Le gospel du 1er janvier à la Concord Baptist Church of Christ de Bedford-Stuyvesant dans Brooklyn avait le vin triste. Je me suis alors dit que le théâtre devait combattre toute forme de morosité. Non pas en divertissant, mais en attaquant ce qu’il observe. Comme dans un Fight Club. Comme ces lieux clandestins qui servent de purge pour des combattants d’un soir qui veulent se convaincre qu’ils sont encore capables de gagner quelque chose. Que le théâtre pouvait aussi célébrer « the joy » comme dit ce gospel qui se chante autour de moi ce matin-là. « We gotta be out there ! For everyone ! With the people that are not like us, with the people who don’t think like us ! We gotta be out there. » Dans l’action, autrement dit.
Le théâtre c’est ce lieu de combat, ce Fight Club, le lieu d’une purge, celle faite avec les mots qui nous tiennent vivants et qui combattent la morosité. Cette morosité que je sens trop souvent dans les discours, celle qui anesthésie et qui surtout colporte des injustices que nous connaissons trop bien.
Je sors de là et marche vers la rue Marcus-Garvey. Un mur peint du visage de Malcolm X me rappelle ces mots de la lutte pour davantage de justice en Amérique, mais pas seulement. Les mots de toutes les injustices. Ces mots résonnent toujours. Je me dis aujourd’hui que la passion à laquelle on s’adonne au théâtre, comme dirait Michel Garneau, c’est celle d’un « travail de la mémoire et du désir ».(2) Que le souvenir, sans le désir, est plutôt nostalgique. On pourrait ajouter en ces premiers jours de 2017 que la morosité peut être combattue avec cet alliage d’une mémoire vivante et d’un désir de combattre.
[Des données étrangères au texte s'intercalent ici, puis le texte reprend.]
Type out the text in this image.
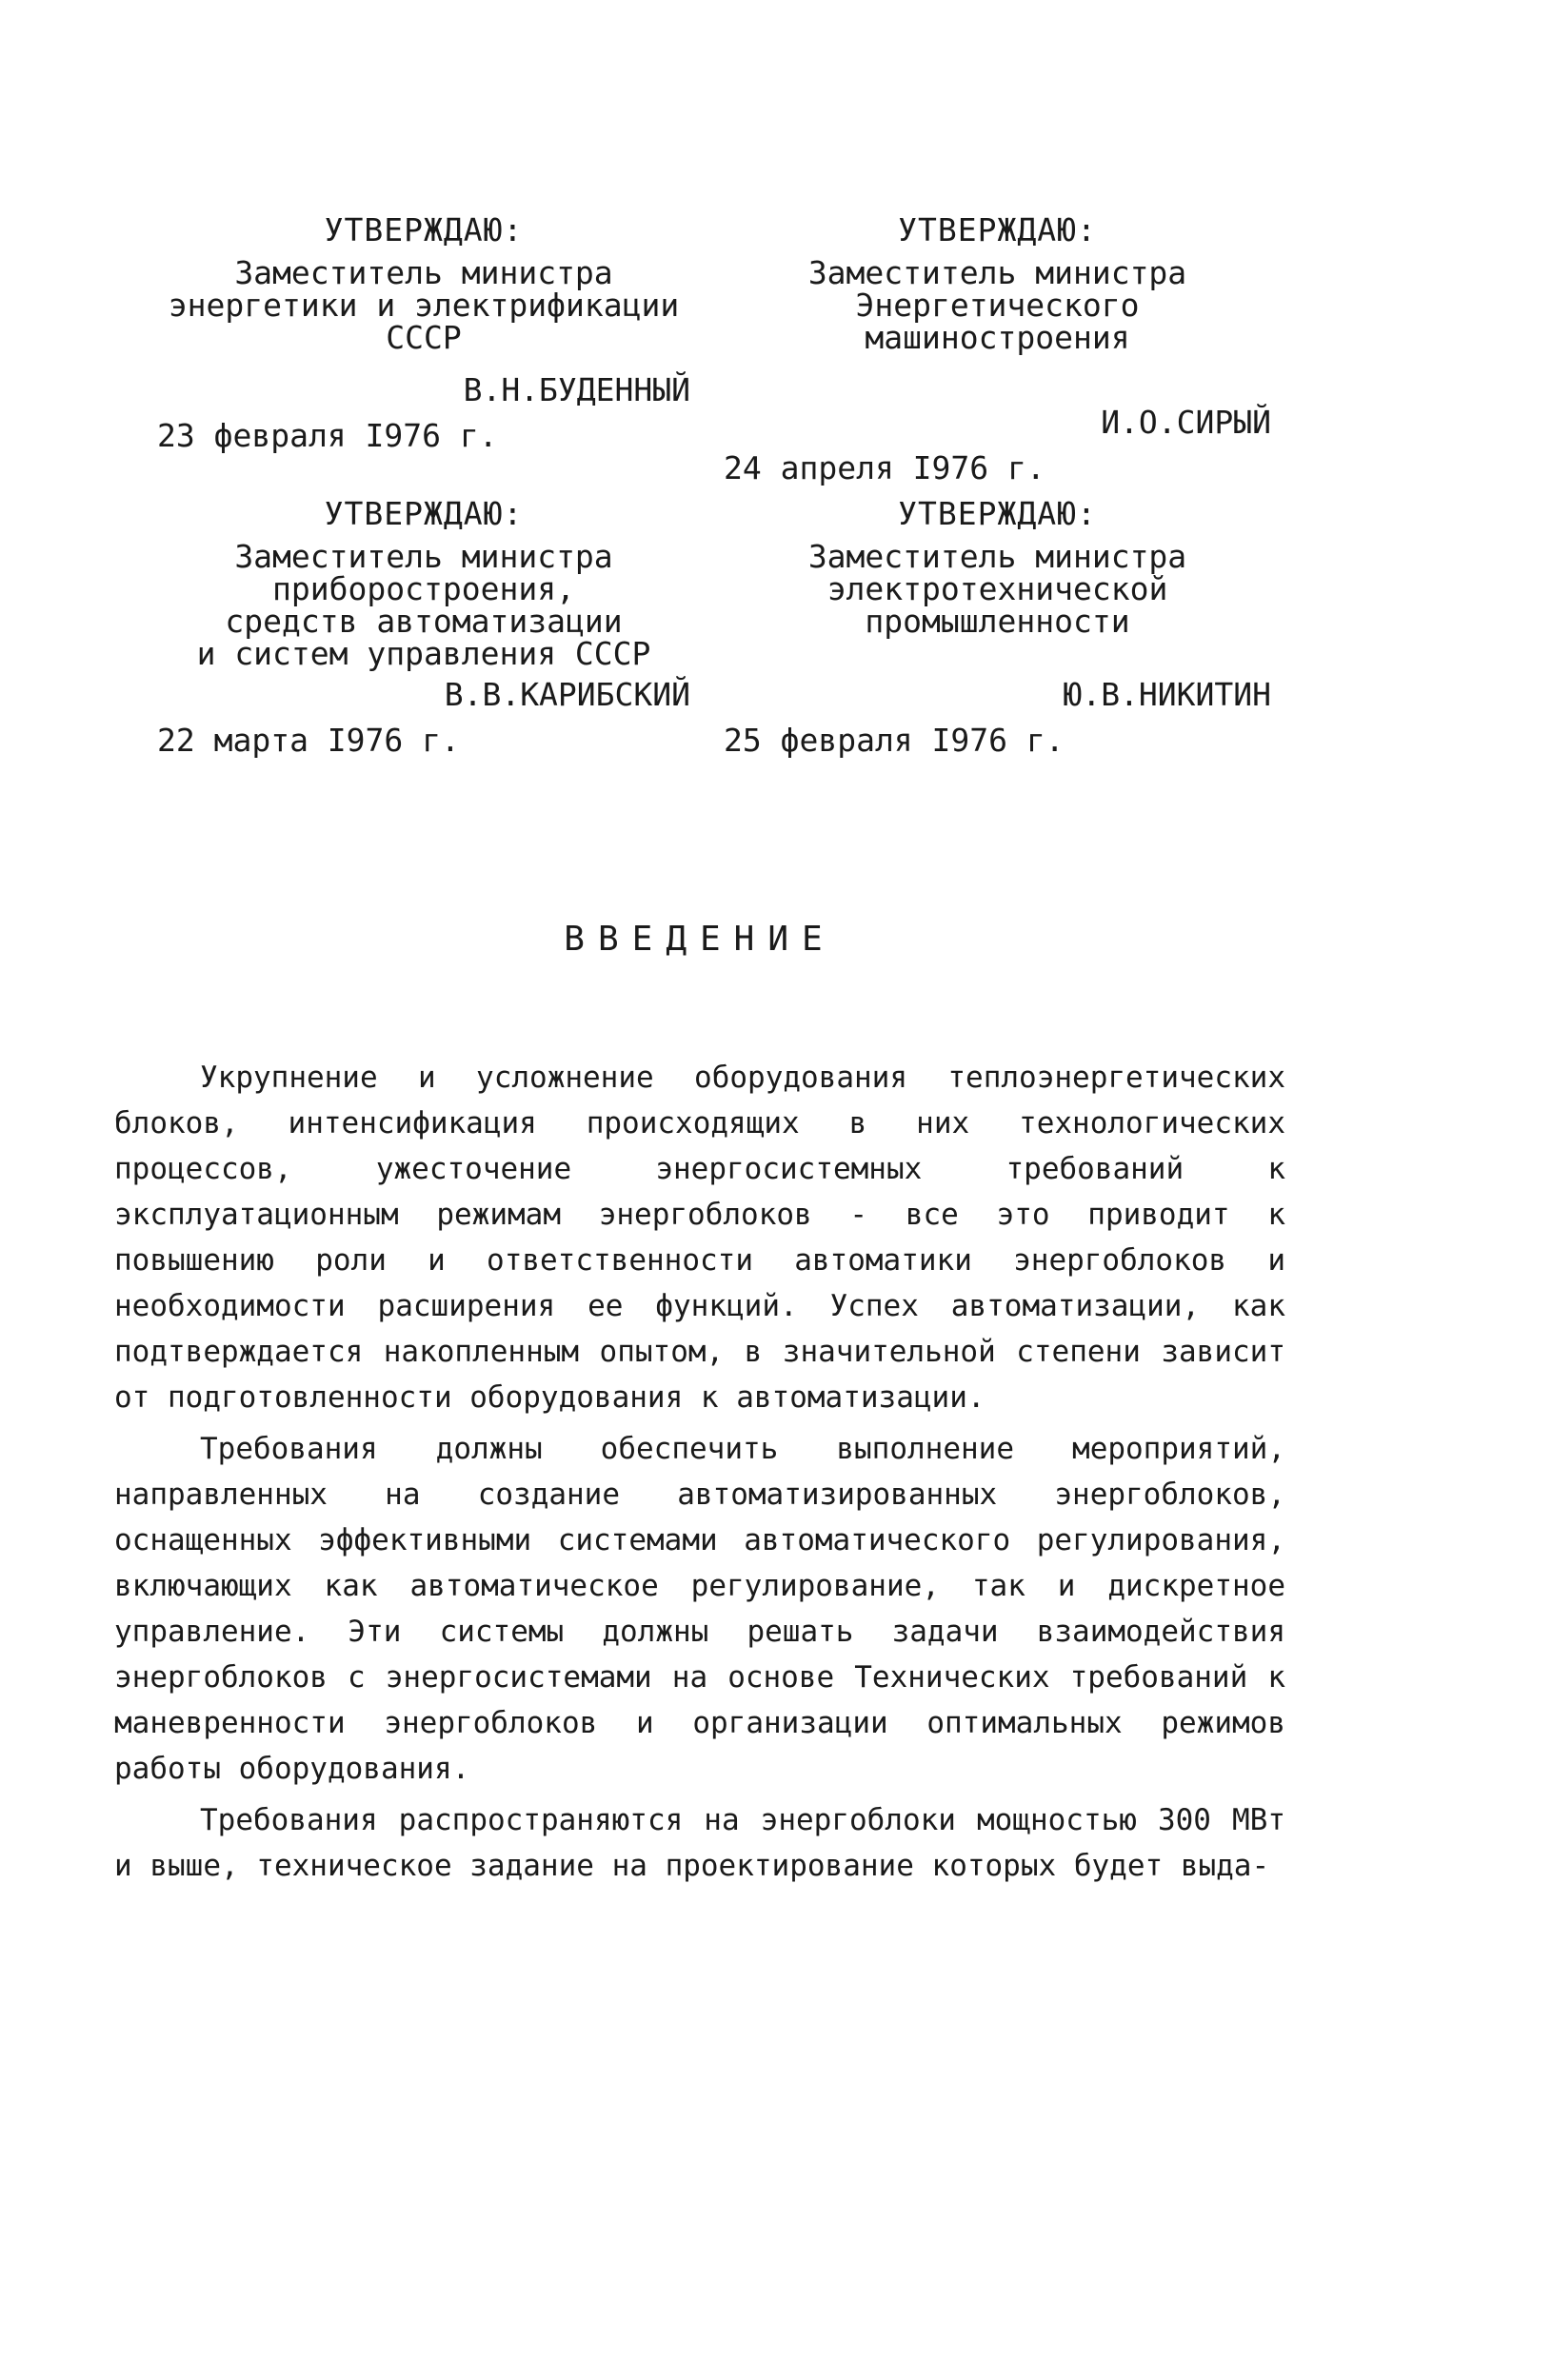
УТВЕРЖДАЮ:
Заместитель министра
энергетики и электрификации
СССР
В.Н.БУДЕННЫЙ
23 февраля I976 г.
УТВЕРЖДАЮ:
Заместитель министра
Энергетического машиностроения
И.О.СИРЫЙ
24 апреля I976 г.
УТВЕРЖДАЮ:
Заместитель министра
приборостроения,
средств автоматизации
и систем управления СССР
В.В.КАРИБСКИЙ
22 марта I976 г.
УТВЕРЖДАЮ:
Заместитель министра
электротехнической
промышленности
Ю.В.НИКИТИН
25 февраля I976 г.
ВВЕДЕНИЕ

Укрупнение и усложнение оборудования теплоэнергетических блоков, интенсификация происходящих в них технологических процессов, ужесточение энергосистемных требований к эксплуатационным режимам энергоблоков - все это приводит к повышению роли и ответственности автоматики энергоблоков и необходимости расширения ее функций. Успех автоматизации, как подтверждается накопленным опытом, в значительной степени зависит от подготовленности оборудования к автоматизации.

Требования должны обеспечить выполнение мероприятий, направленных на создание автоматизированных энергоблоков, оснащенных эффективными системами автоматического регулирования, включающих как автоматическое регулирование, так и дискретное управление. Эти системы должны решать задачи взаимодействия энергоблоков с энергосистемами на основе Технических требований к маневренности энергоблоков и организации оптимальных режимов работы оборудования.

Требования распространяются на энергоблоки мощностью 300 МВт и выше, техническое задание на проектирование которых будет выда-
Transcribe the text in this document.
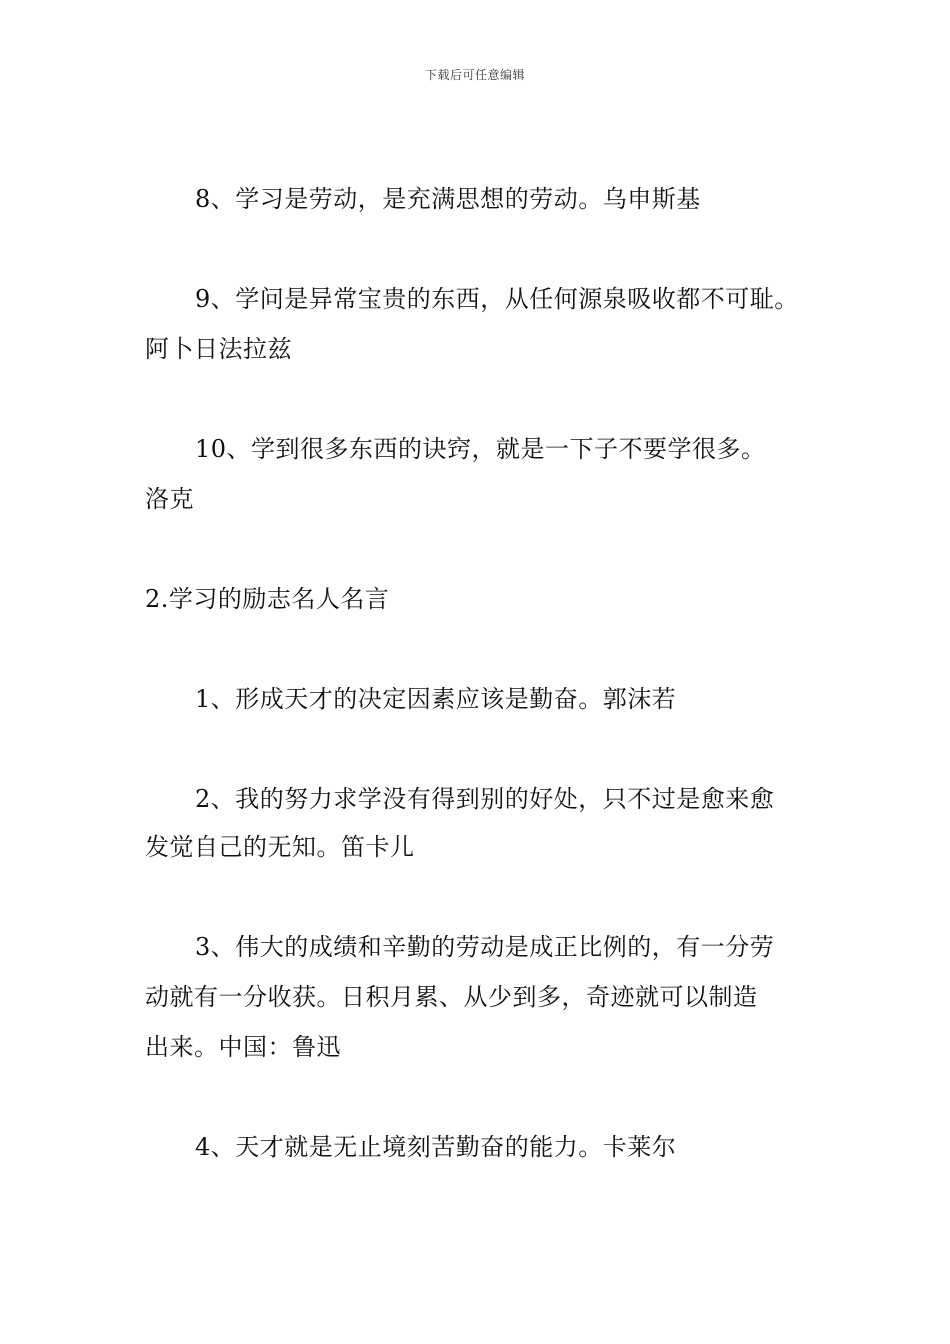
下载后可任意编辑
8、学习是劳动，是充满思想的劳动。乌申斯基
9、学问是异常宝贵的东西，从任何源泉吸收都不可耻。
阿卜日法拉兹
10、学到很多东西的诀窍，就是一下子不要学很多。
洛克
2.学习的励志名人名言
1、形成天才的决定因素应该是勤奋。郭沫若
2、我的努力求学没有得到别的好处，只不过是愈来愈
发觉自己的无知。笛卡儿
3、伟大的成绩和辛勤的劳动是成正比例的，有一分劳
动就有一分收获。日积月累、从少到多，奇迹就可以制造
出来。中国：鲁迅
4、天才就是无止境刻苦勤奋的能力。卡莱尔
Les articles de ce numéro du 3900 le témoignent : « We gotta be out there ! » Les rencontres d’Alexandra Szacka pour Gilles Poulin-Denis et de Renée pour Alexia Bürger nous le suggèrent avec franchise. La réflexion de Catherine Lalonde aussi.
Subsistera encore et toujours pour les auteurs le choix judicieux des combats à mener. Là-bas, comme ici. Pour célébrer quelque chose qui ressemble à de la joie. Elle n’est pas toujours bruyante et même perceptible cette joie dans le théâtre critique que l’on fait, dans ce théâtre qui nomme nos contradictions et nos paradoxes. Dans cet exercice de spectateur qui nous invite à déchiffrer les miroirs déformants suggérés par nos auteurs. Mais la joie est peut-être ce début de sentiment qui nous anime quand on sort d’ici, sur la rue Saint-Denis, peu importe la saison.
La même journée, au sortir de cette bouche de métro de la 23rd St et de Washington Square, dans Manhattan, un itinérant est assis et me regarde. Sur sa pancarte de fortune, il a écrit « Fuck Trump » avec un feutre. Ça fait aussitôt rire mon fils. L’esprit critique suscite tout de même le début d’une joie, me suis-je dit. Ce petit rire est peut-être le début d’un monde nouveau.
(1) : Je suggère cette lecture intéressante du numéro : Que reste-t-il de la puissance américaine ? Courrier international, numéro hors série, sept.-oct.-nov. 2016
(2) : Le travail de la mémoire et du désir, tiré de : De la poussière d’étoile dans les os, de Michel Garneau. VLB éditeur, 1985.